A mulher havia sido condenada a 10 meses e 24 dias de detenção em regime semiaberto por desacato e lesão corporal. O fato teria ocorrido contra dois agentes da Guarda Municipal de Campinas que, em dezembro de 2019, em uma ação nomeada “operação Natal”, a abordaram. Em juízo, a acusada afirmou que apenas se defendeu das agressões sofridas.
A defensora pública Tatiana Elisa Beraquet interpôs recurso à decisão, pugnando pela nulidade da sentença e absolvição da ré sob o argumento de que houve ilicitude da atuação da guarda municipal, tese defensiva que foi ignorada na sentença condenatória. A 16ª Câmara Criminal do TJSP acolheu o pedido e anulou a sentença, determinando que o juízo de origem proferisse outra que enfrentasse a tese da Defensoria.

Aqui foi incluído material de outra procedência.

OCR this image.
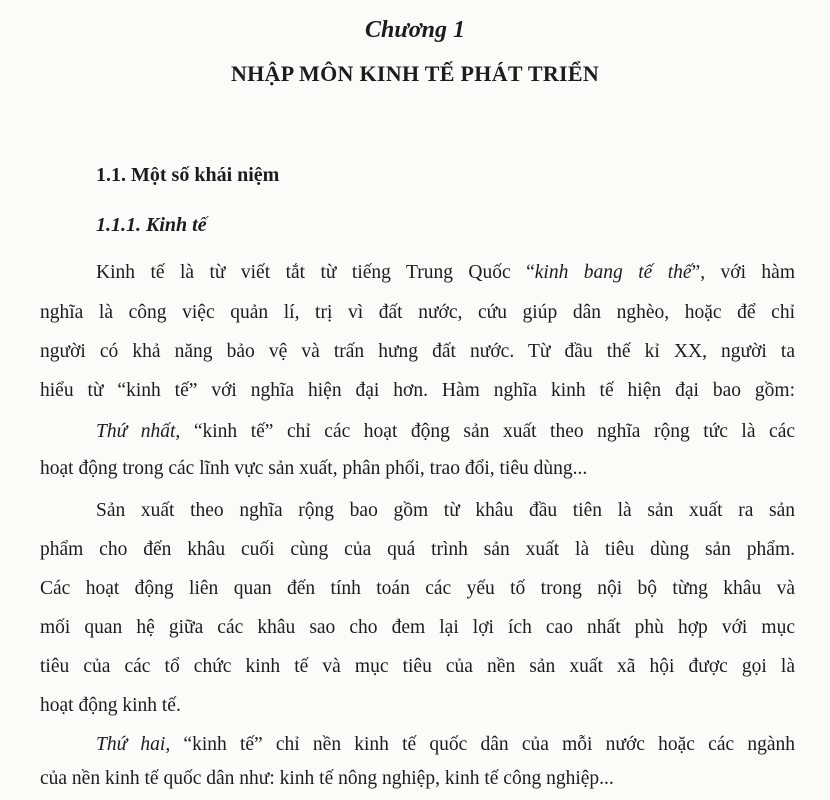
Chương 1
NHẬP MÔN KINH TẾ PHÁT TRIỂN
1.1. Một số khái niệm
1.1.1. Kinh tế
Kinh tế là từ viết tắt từ tiếng Trung Quốc “kinh bang tế thế”, với hàm
nghĩa là công việc quản lí, trị vì đất nước, cứu giúp dân nghèo, hoặc để chỉ
người có khả năng bảo vệ và trấn hưng đất nước. Từ đầu thế kỉ XX, người ta
hiểu từ “kinh tế” với nghĩa hiện đại hơn. Hàm nghĩa kinh tế hiện đại bao gồm:
Thứ nhất, “kinh tế” chỉ các hoạt động sản xuất theo nghĩa rộng tức là các
hoạt động trong các lĩnh vực sản xuất, phân phối, trao đổi, tiêu dùng...
Sản xuất theo nghĩa rộng bao gồm từ khâu đầu tiên là sản xuất ra sản
phẩm cho đến khâu cuối cùng của quá trình sản xuất là tiêu dùng sản phẩm.
Các hoạt động liên quan đến tính toán các yếu tố trong nội bộ từng khâu và
mối quan hệ giữa các khâu sao cho đem lại lợi ích cao nhất phù hợp với mục
tiêu của các tổ chức kinh tế và mục tiêu của nền sản xuất xã hội được gọi là
hoạt động kinh tế.
Thứ hai, “kinh tế” chỉ nền kinh tế quốc dân của mỗi nước hoặc các ngành
của nền kinh tế quốc dân như: kinh tế nông nghiệp, kinh tế công nghiệp...
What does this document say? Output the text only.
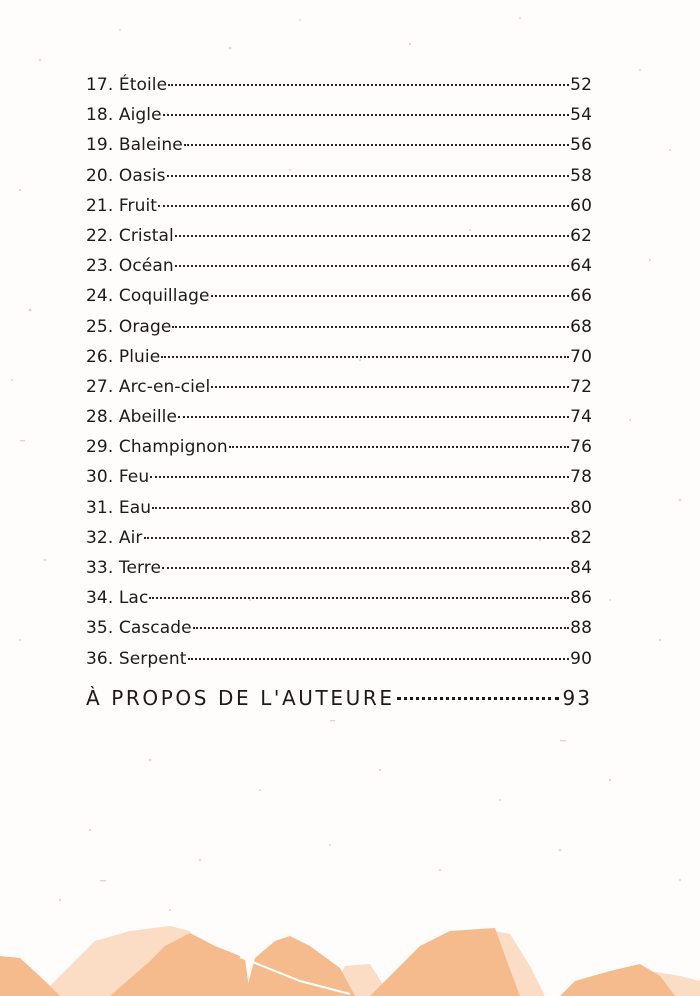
17. Étoile	52
18. Aigle	54
19. Baleine	56
20. Oasis	58
21. Fruit	60
22. Cristal	62
23. Océan	64
24. Coquillage	66
25. Orage	68
26. Pluie	70
27. Arc-en-ciel	72
28. Abeille	74
29. Champignon	76
30. Feu	78
31. Eau	80
32. Air	82
33. Terre	84
34. Lac	86
35. Cascade	88
36. Serpent	90
À PROPOS DE L'AUTEURE	93
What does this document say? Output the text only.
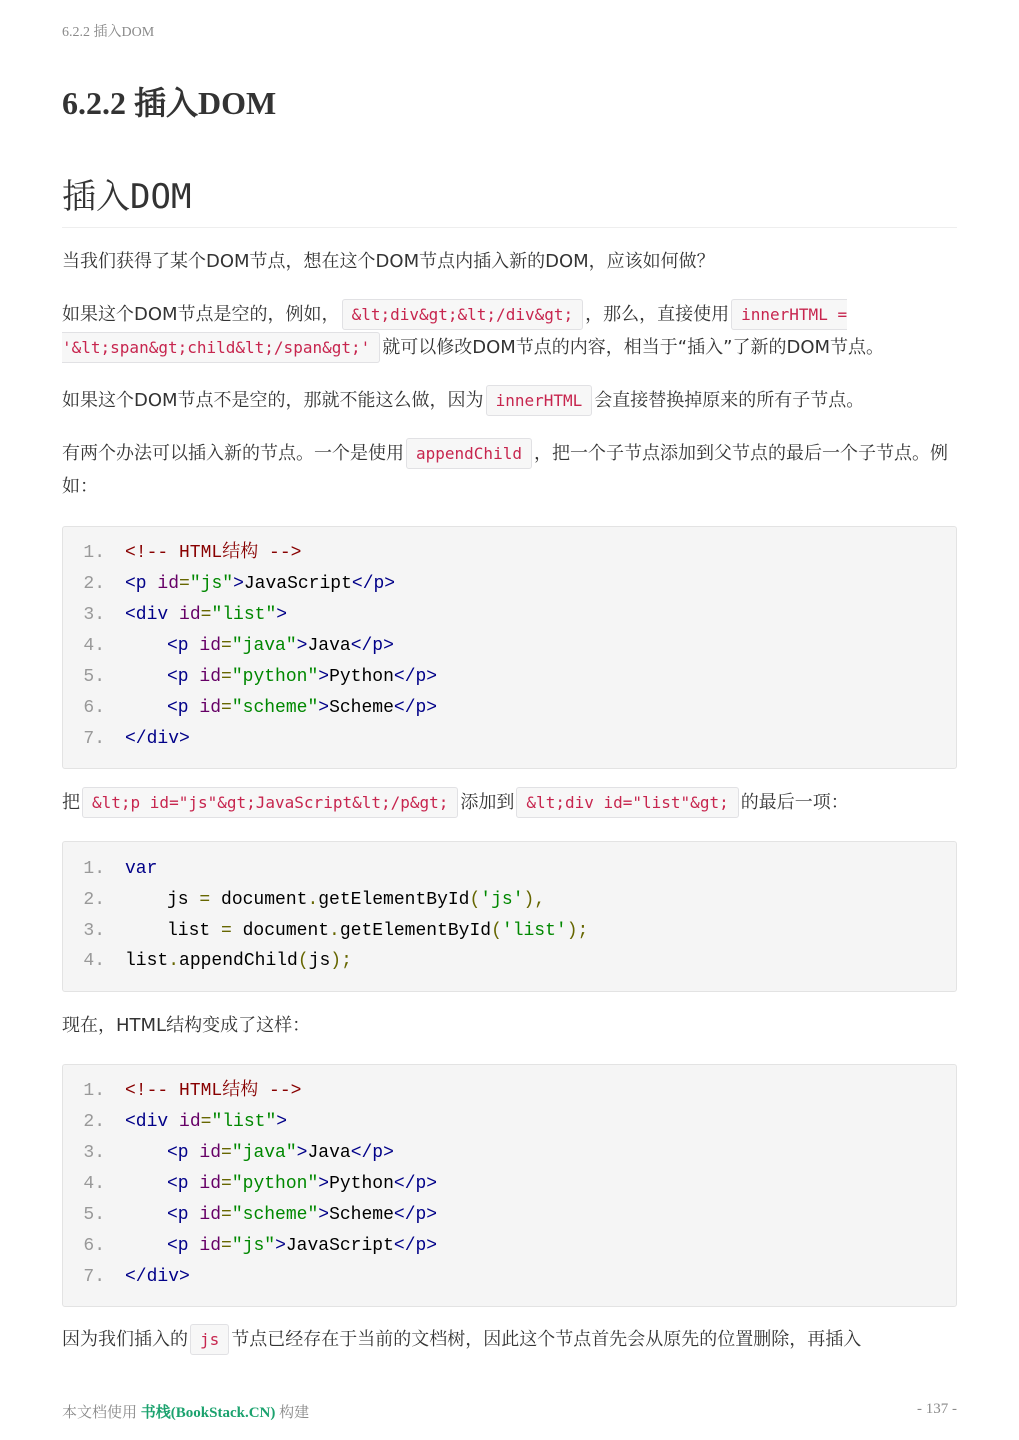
6.2.2 插入DOM
6.2.2 插入DOM
插入DOM

当我们获得了某个DOM节点，想在这个DOM节点内插入新的DOM，应该如何做？

如果这个DOM节点是空的，例如， &lt;div&gt;&lt;/div&gt; ，那么，直接使用 innerHTML = '&lt;span&gt;child&lt;/span&gt;' 就可以修改DOM节点的内容，相当于“插入”了新的DOM节点。

如果这个DOM节点不是空的，那就不能这么做，因为 innerHTML 会直接替换掉原来的所有子节点。

有两个办法可以插入新的节点。一个是使用 appendChild ，把一个子节点添加到父节点的最后一个子节点。例如：

1. <!-- HTML结构 -->
2. <p id="js">JavaScript</p>
3. <div id="list">
4.	<p id="java">Java</p>
5.	<p id="python">Python</p>
6.	<p id="scheme">Scheme</p>
7. </div>

把 &lt;p id="js"&gt;JavaScript&lt;/p&gt; 添加到 &lt;div id="list"&gt; 的最后一项：

1. var
2.	js = document.getElementById('js'),
3.	list = document.getElementById('list');
4. list.appendChild(js);

现在，HTML结构变成了这样：

1. <!-- HTML结构 -->
2. <div id="list">
3.	<p id="java">Java</p>
4.	<p id="python">Python</p>
5.	<p id="scheme">Scheme</p>
6.	<p id="js">JavaScript</p>
7. </div>

因为我们插入的 js 节点已经存在于当前的文档树，因此这个节点首先会从原先的位置删除，再插入

本文档使用 书栈(BookStack.CN) 构建	- 137 -
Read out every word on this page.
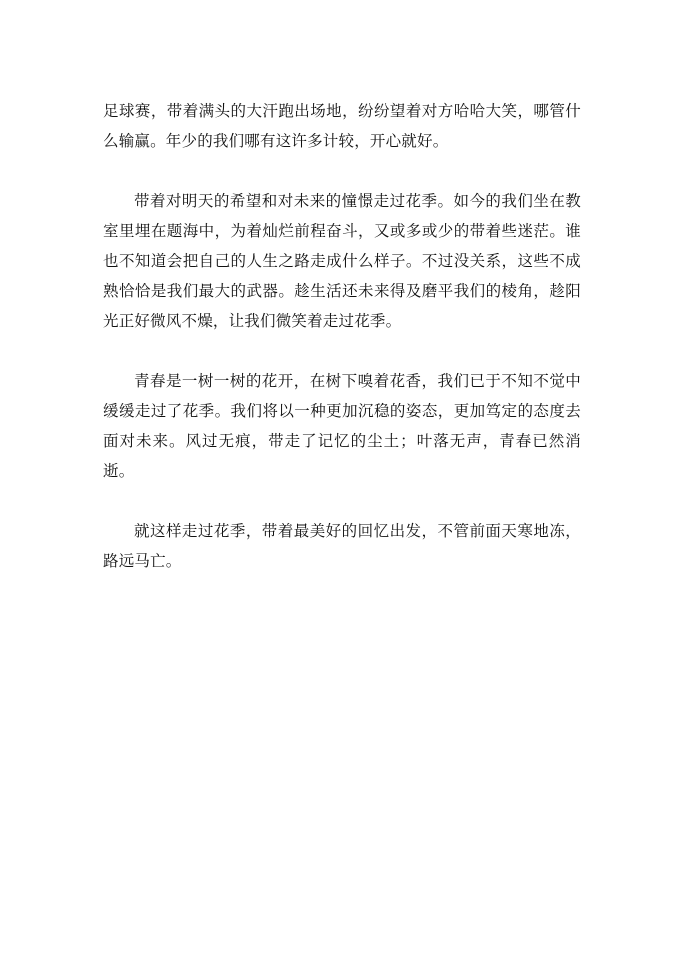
足球赛，带着满头的大汗跑出场地，纷纷望着对方哈哈大笑，哪管什么输赢。年少的我们哪有这许多计较，开心就好。

带着对明天的希望和对未来的憧憬走过花季。如今的我们坐在教室里埋在题海中，为着灿烂前程奋斗，又或多或少的带着些迷茫。谁也不知道会把自己的人生之路走成什么样子。不过没关系，这些不成熟恰恰是我们最大的武器。趁生活还未来得及磨平我们的棱角，趁阳光正好微风不燥，让我们微笑着走过花季。

青春是一树一树的花开，在树下嗅着花香，我们已于不知不觉中缓缓走过了花季。我们将以一种更加沉稳的姿态，更加笃定的态度去面对未来。风过无痕，带走了记忆的尘土；叶落无声，青春已然消逝。

就这样走过花季，带着最美好的回忆出发，不管前面天寒地冻，路远马亡。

Porém, a nova sentença manteve a condenação, o que ensejou nova apelação à Corte estadual por parte da Defensoria, reiterando a ilicitude da ação da Guarda Municipal e pedindo a absolvição da ré por atipicidade da conduta, pois reagia em legítima defesa à abordagem ilegal.
Em seus argumentos, a defensora observou que “os guardas municipais não possuem competência para proceder à revista pessoal dos cidadãos, eis que sua atuação se restringe à preservação dos bens, serviços e instalações municipais”, de acordo com o que dispõe a Constituição Federal (artigo 144, parágrafo 8º). Apontou ainda que “a prisão foi pautada em uma simples ‘atitude suspeita’, situação que não configura flagrante delito”. Tatiana Elisa Beraquet sustentou ainda que não houve qualquer motivação legítima para a abordagem, uma vez que, conforme relato dos próprios agentes, eles não presenciaram prática de crime.
No acórdão, o relator, desembargador Otávio de Almeida Toledo, acolheu os argumentos da defesa e deu provimento ao recurso, reconheceu a ilegalidade da ação dos guardas municipais e absolvendo a acusada.
“Duas conclusões relevantes atestam a flagrante ilegalidade da atuação dos guardas civis: a primeira, que não havia fundada a razão para suspeita da prática de crime; e a segunda, que não é aceitável, até em termos de preservação da dignidade humana, que agentes estatais – que sequer eram policiais! – fossem destacados, específica e expressamente, para incomodar pessoas miseráveis em situação de rua, abordando-os e revistando-os arbitrariamente apenas para liberarem as ruas do centro para as compras de época do Natal”, manifestou o magistrado, cujo voto obteve unanimidade no colegiado.